İslamcılık kavramının karşılığı nedir, kökü nereye dayanıyor?
İslamcılık, İslam değildir tabii ki. İslam’ın bir yorumu, İslam’ı anlama ve yaşama çabası olarak ele alabiliriz. Konuya Batılı bir perspektifle yaklaşanlar daha ziyade modernizmle bağdaştırıyor, hatta İslamcılık modernleşme sürecinin başladığı 150 yıldan beri var, ona bir tepki olarak çıktı diyorlar. Yüzeysel bir yaklaşım bence. Çünkü kültürel olarak da köklerimizde bu kavram var. Mesela, Hasan Ali Eşari, Hicri 330’da yazdığı, ‘İslamcıların Görüşleri ve Ehli Kıblenin İhtilafları’ isimli kitabında bu kavramı kullanıyor.
Peki radikal İslam, siyasal İslam, liberal İslam veya kültürel İslam tanımlamaları, neden hep İslamcılık kavramı ile birlikte anılıyor?
Bizim kültür atlasımızda bu tür kavramlar yoktur. Bunlar dışarıdan tanımlayanların, genellikle Batılı sosyologların ve İslamologların kavramlarıdır. Müslümanlar 150 seneden bu yana Batılı değerlerin kuşatması altında yaşıyorlar. Bu cendereden nasıl kurtulabiliriz, nasıl vahyi bilince, ümmet bilincine kavuşabiliriz kaygısı var. Bu anlamda çözüm arayışlarında da değişik yöntemler ortaya çıkıyor. Belki bu yöntemleri kategorize etmek için dışarıdakiler bunu kullanıyor.
Size göre bu İslam’ın özüne dönme noktasındaki hareketler, son yılları baz alırsak ne zaman başladı?

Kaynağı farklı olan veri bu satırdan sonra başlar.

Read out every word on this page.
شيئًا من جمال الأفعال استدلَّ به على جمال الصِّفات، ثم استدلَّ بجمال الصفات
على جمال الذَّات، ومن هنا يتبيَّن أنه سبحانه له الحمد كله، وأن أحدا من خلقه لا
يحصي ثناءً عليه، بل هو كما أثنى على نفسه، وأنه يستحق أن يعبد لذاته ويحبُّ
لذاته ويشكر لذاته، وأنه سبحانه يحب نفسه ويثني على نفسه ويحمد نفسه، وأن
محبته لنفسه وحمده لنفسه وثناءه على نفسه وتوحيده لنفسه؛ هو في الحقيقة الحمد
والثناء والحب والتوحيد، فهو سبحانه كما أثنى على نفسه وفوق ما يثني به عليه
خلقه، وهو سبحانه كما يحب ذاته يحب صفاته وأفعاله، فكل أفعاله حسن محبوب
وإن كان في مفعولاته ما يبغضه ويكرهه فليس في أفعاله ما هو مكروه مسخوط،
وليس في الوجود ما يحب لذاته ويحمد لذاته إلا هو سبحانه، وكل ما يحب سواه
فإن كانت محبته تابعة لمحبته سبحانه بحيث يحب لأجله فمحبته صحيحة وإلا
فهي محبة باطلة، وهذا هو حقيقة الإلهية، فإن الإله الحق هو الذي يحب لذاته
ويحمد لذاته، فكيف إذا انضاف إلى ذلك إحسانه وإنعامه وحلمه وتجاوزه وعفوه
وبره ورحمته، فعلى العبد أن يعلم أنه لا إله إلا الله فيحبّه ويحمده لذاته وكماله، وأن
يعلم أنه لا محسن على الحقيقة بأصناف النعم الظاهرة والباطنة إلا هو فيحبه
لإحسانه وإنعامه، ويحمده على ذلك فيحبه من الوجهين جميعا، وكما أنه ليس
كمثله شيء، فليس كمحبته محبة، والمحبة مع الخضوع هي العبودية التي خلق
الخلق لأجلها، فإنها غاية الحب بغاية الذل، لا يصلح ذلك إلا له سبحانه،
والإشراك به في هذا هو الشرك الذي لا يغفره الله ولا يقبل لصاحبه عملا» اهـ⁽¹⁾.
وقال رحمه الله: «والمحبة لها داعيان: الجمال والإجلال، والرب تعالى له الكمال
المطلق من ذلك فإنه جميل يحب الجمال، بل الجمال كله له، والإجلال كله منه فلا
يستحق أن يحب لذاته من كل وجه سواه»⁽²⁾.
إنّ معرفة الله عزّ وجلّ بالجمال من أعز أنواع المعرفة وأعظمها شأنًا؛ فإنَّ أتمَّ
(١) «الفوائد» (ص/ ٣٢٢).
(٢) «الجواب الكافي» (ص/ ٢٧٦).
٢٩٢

Malik bin Nebi’nin tespiti ile, Muvahhidler devletini yitirdiğimizden itibaren Kur’an, sünnet ve şura temelli bir yönetim mekanizmasını elde edemedik. Daha sonra öze dönme hareketleri oldu. 19. yüzyılın sonunda Cemalettin Afgani liderliğindeki hareket, İslami uyanışları tetikleyen dış kuşatmaya tavır alma, kimliğimizi koruma ve inşa etme çabasını başlatan bir çizgidir. Türkiye’de ise, 60-70’li yıllar kendi kimliğimizi tartıştığımız en canlı yıllardı.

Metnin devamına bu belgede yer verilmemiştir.